As long as history is a guide to the future, then we've got some idea as to how you could minimise the probability of running out of money. You don't really have to do much else than allocate assets more wisely prior to and through the retirement period – Jason West
Drew and West don’t mean to criticise any existing products or funds, but simply argue superannuation outcomes should incorporate more data to adjust the asset allocation during the life of a member.
“Because they’re individual [journeys] we need more data. We need to understand these changes through the course of a life. For example, we need to understand that we have a tendency to underspend in retirement and overestimate our longevity,” Drew says.
It is not unlike landing a plane, he says.
“When you land a plane, you line it up with a runway at an angle of three degrees, but the pilot just doesn’t keep going down at three degrees. There might be wind shears, there are atmospheric conditions that you need to think about and you make adjustments,” he says.
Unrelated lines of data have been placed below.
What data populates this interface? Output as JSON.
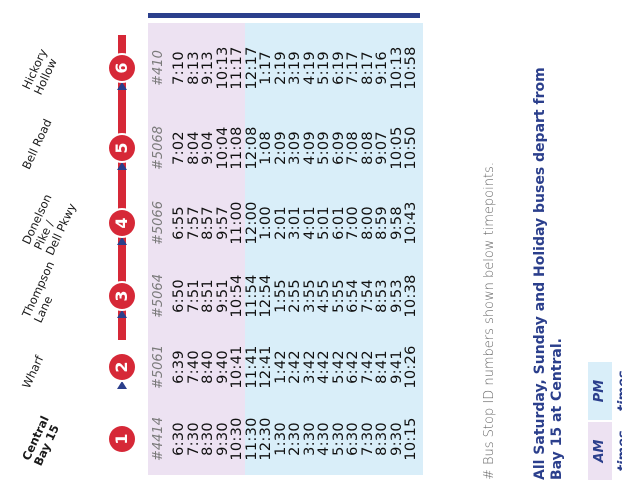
{
  "stops": [
    {
      "number": "1",
      "name": "Central\nBay 15"
    },
    {
      "number": "2",
      "name": "Wharf"
    },
    {
      "number": "3",
      "name": "Thompson\nLane"
    },
    {
      "number": "4",
      "name": "Donelson\nPike /\nDell Pkwy"
    },
    {
      "number": "5",
      "name": "Bell Road"
    },
    {
      "number": "6",
      "name": "Hickory\nHollow"
    }
  ],
  "stop_ids": [
    "#4414",
    "#5061",
    "#5064",
    "#5066",
    "#5068",
    "#410"
  ],
  "schedule": [
    [
      "6:30",
      "6:39",
      "6:50",
      "6:55",
      "7:02",
      "7:10"
    ],
    [
      "7:30",
      "7:40",
      "7:51",
      "7:57",
      "8:04",
      "8:13"
    ],
    [
      "8:30",
      "8:40",
      "8:51",
      "8:57",
      "9:04",
      "9:13"
    ],
    [
      "9:30",
      "9:40",
      "9:51",
      "9:57",
      "10:04",
      "10:13"
    ],
    [
      "10:30",
      "10:41",
      "10:54",
      "11:00",
      "11:08",
      "11:17"
    ],
    [
      "11:30",
      "11:41",
      "11:54",
      "12:00",
      "12:08",
      "12:17"
    ],
    [
      "12:30",
      "12:41",
      "12:54",
      "1:00",
      "1:08",
      "1:17"
    ],
    [
      "1:30",
      "1:42",
      "1:55",
      "2:01",
      "2:09",
      "2:19"
    ],
    [
      "2:30",
      "2:42",
      "2:55",
      "3:01",
      "3:09",
      "3:19"
    ],
    [
      "3:30",
      "3:42",
      "3:55",
      "4:01",
      "4:09",
      "4:19"
    ],
    [
      "4:30",
      "4:42",
      "4:55",
      "5:01",
      "5:09",
      "5:19"
    ],
    [
      "5:30",
      "5:42",
      "5:55",
      "6:01",
      "6:09",
      "6:19"
    ],
    [
      "6:30",
      "6:42",
      "6:54",
      "7:00",
      "7:08",
      "7:17"
    ],
    [
      "7:30",
      "7:42",
      "7:54",
      "8:00",
      "8:08",
      "8:17"
    ],
    [
      "8:30",
      "8:41",
      "8:53",
      "8:59",
      "9:07",
      "9:16"
    ],
    [
      "9:30",
      "9:41",
      "9:53",
      "9:58",
      "10:05",
      "10:13"
    ],
    [
      "10:15",
      "10:26",
      "10:38",
      "10:43",
      "10:50",
      "10:58"
    ]
  ],
  "am_rows": 5,
  "footnote": "# Bus Stop ID numbers shown below timepoints.",
  "callout": "All Saturday, Sunday and Holiday buses depart from Bay 15 at Central.",
  "legend": {
    "am": "AM times",
    "pm": "PM times"
  },
  "colors": {
    "route_red": "#d62837",
    "navy": "#2b3f8c",
    "am_bg": "#ede2f2",
    "pm_bg": "#d9eef9"
  }
}
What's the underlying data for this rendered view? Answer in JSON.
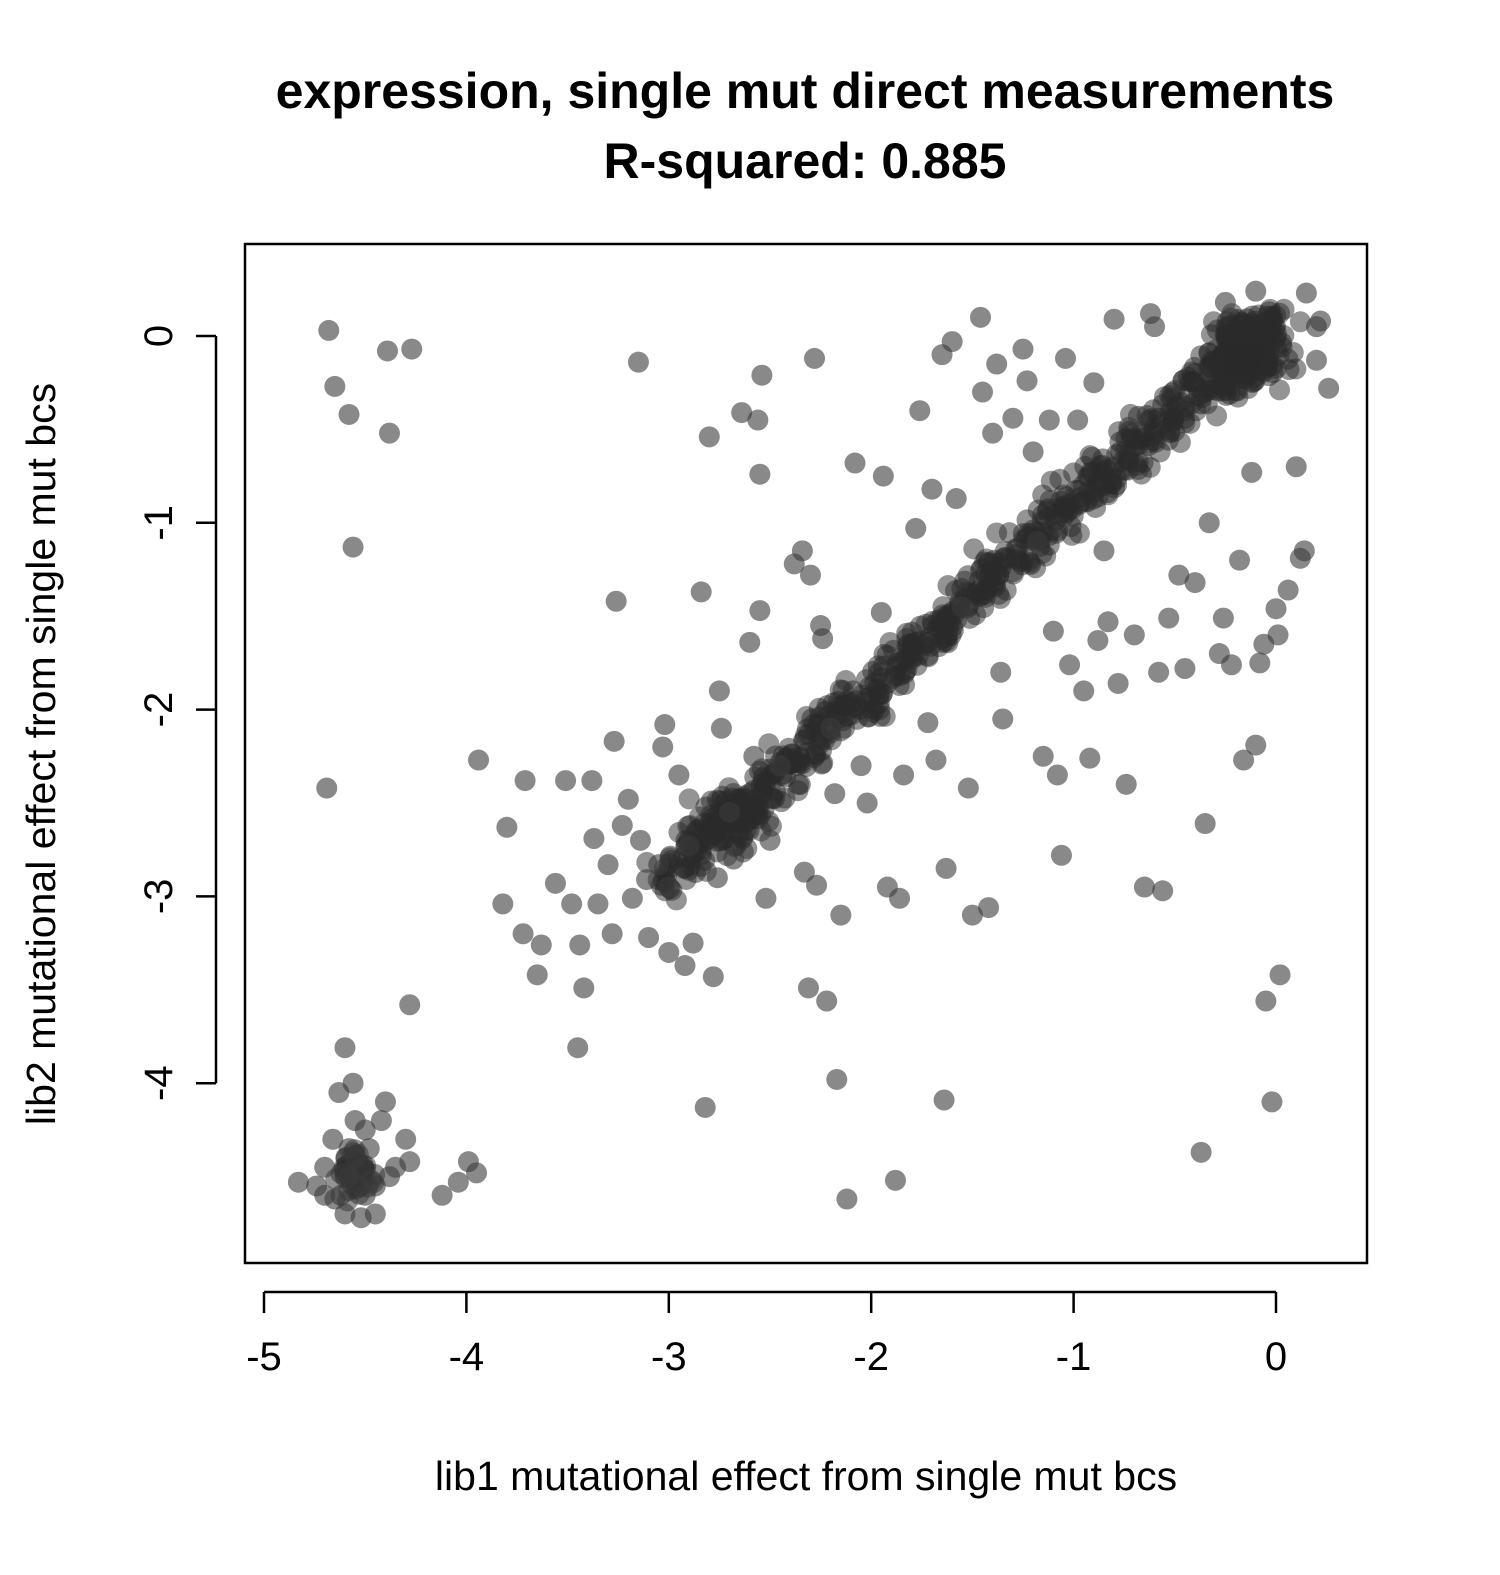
{
  "chart_data": {
    "type": "scatter",
    "title": "expression, single mut direct measurements",
    "subtitle": "R-squared: 0.885",
    "xlabel": "lib1 mutational effect from single mut bcs",
    "ylabel": "lib2 mutational effect from single mut bcs",
    "xlim": [
      -5.0,
      0.5
    ],
    "ylim": [
      -4.95,
      0.5
    ],
    "xticks": [
      -5,
      -4,
      -3,
      -2,
      -1,
      0
    ],
    "xtick_labels": [
      "-5",
      "-4",
      "-3",
      "-2",
      "-1",
      "0"
    ],
    "yticks": [
      0,
      -1,
      -2,
      -3,
      -4
    ],
    "ytick_labels": [
      "0",
      "-1",
      "-2",
      "-3",
      "-4"
    ],
    "grid": false,
    "legend": "none",
    "point_color": "#3a3a3a",
    "point_opacity": 0.6,
    "points": [
      [
        -4.68,
        0.03
      ],
      [
        -4.65,
        -0.27
      ],
      [
        -4.58,
        -0.42
      ],
      [
        -4.39,
        -0.08
      ],
      [
        -4.27,
        -0.07
      ],
      [
        -4.38,
        -0.52
      ],
      [
        -4.56,
        -1.13
      ],
      [
        -4.69,
        -2.42
      ],
      [
        -4.6,
        -3.81
      ],
      [
        -4.28,
        -3.58
      ],
      [
        -4.83,
        -4.53
      ],
      [
        -4.74,
        -4.55
      ],
      [
        -4.7,
        -4.45
      ],
      [
        -4.66,
        -4.3
      ],
      [
        -4.63,
        -4.05
      ],
      [
        -4.62,
        -4.6
      ],
      [
        -4.58,
        -4.5
      ],
      [
        -4.55,
        -4.4
      ],
      [
        -4.52,
        -4.45
      ],
      [
        -4.5,
        -4.6
      ],
      [
        -4.48,
        -4.35
      ],
      [
        -4.45,
        -4.55
      ],
      [
        -4.42,
        -4.2
      ],
      [
        -4.38,
        -4.5
      ],
      [
        -4.35,
        -4.45
      ],
      [
        -4.55,
        -4.2
      ],
      [
        -4.52,
        -4.72
      ],
      [
        -4.6,
        -4.7
      ],
      [
        -4.56,
        -4.0
      ],
      [
        -4.45,
        -4.7
      ],
      [
        -4.4,
        -4.1
      ],
      [
        -4.3,
        -4.3
      ],
      [
        -4.28,
        -4.42
      ],
      [
        -4.65,
        -4.62
      ],
      [
        -4.7,
        -4.6
      ],
      [
        -4.58,
        -4.35
      ],
      [
        -4.5,
        -4.25
      ],
      [
        -4.47,
        -4.52
      ],
      [
        -4.53,
        -4.55
      ],
      [
        -4.6,
        -4.48
      ],
      [
        -4.12,
        -4.6
      ],
      [
        -4.04,
        -4.53
      ],
      [
        -3.99,
        -4.42
      ],
      [
        -3.95,
        -4.48
      ],
      [
        -3.94,
        -2.27
      ],
      [
        -3.8,
        -2.63
      ],
      [
        -3.82,
        -3.04
      ],
      [
        -3.71,
        -2.38
      ],
      [
        -3.72,
        -3.2
      ],
      [
        -3.63,
        -3.26
      ],
      [
        -3.65,
        -3.42
      ],
      [
        -3.56,
        -2.93
      ],
      [
        -3.51,
        -2.38
      ],
      [
        -3.48,
        -3.04
      ],
      [
        -3.44,
        -3.26
      ],
      [
        -3.42,
        -3.49
      ],
      [
        -3.45,
        -3.81
      ],
      [
        -3.38,
        -2.38
      ],
      [
        -3.37,
        -2.69
      ],
      [
        -3.35,
        -3.04
      ],
      [
        -3.3,
        -2.83
      ],
      [
        -3.27,
        -2.17
      ],
      [
        -3.26,
        -1.42
      ],
      [
        -3.28,
        -3.2
      ],
      [
        -3.23,
        -2.62
      ],
      [
        -3.2,
        -2.48
      ],
      [
        -3.18,
        -3.01
      ],
      [
        -3.15,
        -0.14
      ],
      [
        -3.14,
        -2.7
      ],
      [
        -3.11,
        -2.91
      ],
      [
        -3.1,
        -3.22
      ],
      [
        -3.05,
        -2.83
      ],
      [
        -3.03,
        -2.2
      ],
      [
        -3.02,
        -2.08
      ],
      [
        -3.0,
        -2.95
      ],
      [
        -3.0,
        -3.3
      ],
      [
        -2.95,
        -2.35
      ],
      [
        -2.92,
        -3.37
      ],
      [
        -2.9,
        -2.73
      ],
      [
        -2.88,
        -3.25
      ],
      [
        -2.84,
        -1.37
      ],
      [
        -2.82,
        -4.13
      ],
      [
        -2.8,
        -0.54
      ],
      [
        -2.78,
        -3.43
      ],
      [
        -2.76,
        -2.9
      ],
      [
        -2.75,
        -1.9
      ],
      [
        -2.74,
        -2.1
      ],
      [
        -2.7,
        -2.55
      ],
      [
        -2.68,
        -2.8
      ],
      [
        -2.64,
        -0.41
      ],
      [
        -2.6,
        -1.64
      ],
      [
        -2.58,
        -2.25
      ],
      [
        -2.56,
        -0.45
      ],
      [
        -2.55,
        -0.74
      ],
      [
        -2.55,
        -1.47
      ],
      [
        -2.54,
        -0.21
      ],
      [
        -2.52,
        -3.01
      ],
      [
        -2.5,
        -2.7
      ],
      [
        -2.45,
        -2.3
      ],
      [
        -2.38,
        -1.22
      ],
      [
        -2.34,
        -1.15
      ],
      [
        -2.33,
        -2.87
      ],
      [
        -2.31,
        -3.49
      ],
      [
        -2.3,
        -1.28
      ],
      [
        -2.28,
        -0.12
      ],
      [
        -2.27,
        -2.94
      ],
      [
        -2.25,
        -1.55
      ],
      [
        -2.24,
        -1.62
      ],
      [
        -2.22,
        -3.56
      ],
      [
        -2.2,
        -2.1
      ],
      [
        -2.18,
        -2.45
      ],
      [
        -2.17,
        -3.98
      ],
      [
        -2.15,
        -3.1
      ],
      [
        -2.12,
        -4.62
      ],
      [
        -2.08,
        -0.68
      ],
      [
        -2.05,
        -2.3
      ],
      [
        -2.02,
        -2.5
      ],
      [
        -1.95,
        -1.48
      ],
      [
        -1.94,
        -0.75
      ],
      [
        -1.92,
        -2.95
      ],
      [
        -1.88,
        -4.52
      ],
      [
        -1.86,
        -3.01
      ],
      [
        -1.84,
        -2.35
      ],
      [
        -1.78,
        -1.03
      ],
      [
        -1.76,
        -0.4
      ],
      [
        -1.72,
        -2.07
      ],
      [
        -1.7,
        -0.82
      ],
      [
        -1.68,
        -2.27
      ],
      [
        -1.65,
        -0.1
      ],
      [
        -1.64,
        -4.09
      ],
      [
        -1.63,
        -2.85
      ],
      [
        -1.6,
        -0.03
      ],
      [
        -1.58,
        -0.87
      ],
      [
        -1.55,
        -1.45
      ],
      [
        -1.52,
        -2.42
      ],
      [
        -1.5,
        -3.1
      ],
      [
        -1.46,
        0.1
      ],
      [
        -1.45,
        -0.3
      ],
      [
        -1.42,
        -3.06
      ],
      [
        -1.4,
        -0.52
      ],
      [
        -1.38,
        -0.15
      ],
      [
        -1.36,
        -1.8
      ],
      [
        -1.35,
        -2.05
      ],
      [
        -1.3,
        -0.44
      ],
      [
        -1.25,
        -0.07
      ],
      [
        -1.23,
        -0.24
      ],
      [
        -1.2,
        -0.62
      ],
      [
        -1.18,
        -1.1
      ],
      [
        -1.15,
        -2.25
      ],
      [
        -1.12,
        -0.45
      ],
      [
        -1.1,
        -1.58
      ],
      [
        -1.08,
        -2.35
      ],
      [
        -1.06,
        -2.78
      ],
      [
        -1.04,
        -0.12
      ],
      [
        -1.02,
        -1.76
      ],
      [
        -0.98,
        -0.45
      ],
      [
        -0.95,
        -1.9
      ],
      [
        -0.92,
        -2.26
      ],
      [
        -0.9,
        -0.25
      ],
      [
        -0.88,
        -1.63
      ],
      [
        -0.85,
        -1.15
      ],
      [
        -0.83,
        -1.53
      ],
      [
        -0.8,
        0.09
      ],
      [
        -0.78,
        -1.86
      ],
      [
        -0.74,
        -2.4
      ],
      [
        -0.7,
        -1.6
      ],
      [
        -0.68,
        -0.43
      ],
      [
        -0.65,
        -2.95
      ],
      [
        -0.62,
        0.12
      ],
      [
        -0.58,
        -1.8
      ],
      [
        -0.56,
        -2.97
      ],
      [
        -0.53,
        -1.51
      ],
      [
        -0.48,
        -1.28
      ],
      [
        -0.45,
        -1.78
      ],
      [
        -0.4,
        -1.32
      ],
      [
        -0.37,
        -4.37
      ],
      [
        -0.35,
        -2.61
      ],
      [
        -0.33,
        -1.0
      ],
      [
        -0.28,
        -1.7
      ],
      [
        -0.26,
        -1.51
      ],
      [
        -0.22,
        -1.76
      ],
      [
        -0.18,
        -1.2
      ],
      [
        -0.16,
        -2.27
      ],
      [
        -0.12,
        -0.73
      ],
      [
        -0.1,
        -2.19
      ],
      [
        -0.08,
        -1.75
      ],
      [
        -0.06,
        -1.65
      ],
      [
        -0.05,
        -3.56
      ],
      [
        -0.02,
        -4.1
      ],
      [
        0.0,
        -1.46
      ],
      [
        0.01,
        -1.6
      ],
      [
        0.02,
        -3.42
      ],
      [
        0.06,
        -1.36
      ],
      [
        0.1,
        -0.7
      ],
      [
        0.12,
        -1.19
      ],
      [
        0.14,
        -1.15
      ],
      [
        0.15,
        0.23
      ],
      [
        0.2,
        -0.13
      ],
      [
        0.22,
        0.08
      ],
      [
        0.26,
        -0.28
      ],
      [
        0.2,
        0.05
      ],
      [
        -0.1,
        0.24
      ],
      [
        -0.25,
        0.18
      ],
      [
        -0.6,
        0.05
      ]
    ]
  }
}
“Our small contribution is saying: all power to you on the glide-path design, but why don’t we use the key information and data from those we are there to serve: our members? Let’s use that to come together to build a more robust individualised glide path.”
He points out many institutional investors use big data in making investment decisions. Funds can also apply data science to customise retirement products for their members.
“Large beneficiary organisations around the world have embraced data for the insights that data can bring on the investment side. We believe those opportunities also exist for those we serve,” Drew says.
“For example, has the member received a windfall through inheritance? Well, then we can de-risk their portfolio. In that case, the actual equation becomes very different and it can help in lowering the risk of retirement income uncertainty.
“There’s no magic pudding here given the muted forward returns and there are some difficult conversations that immediately come out of this kind of personalised thinking. But it is a way in which you can see the world as it is, rather than having to implement the world as you’d like it to be.”
The paper, “Retirement Income Sufficiency through Personalised Glidepaths”, was published in the Financial Analysts Journal in March.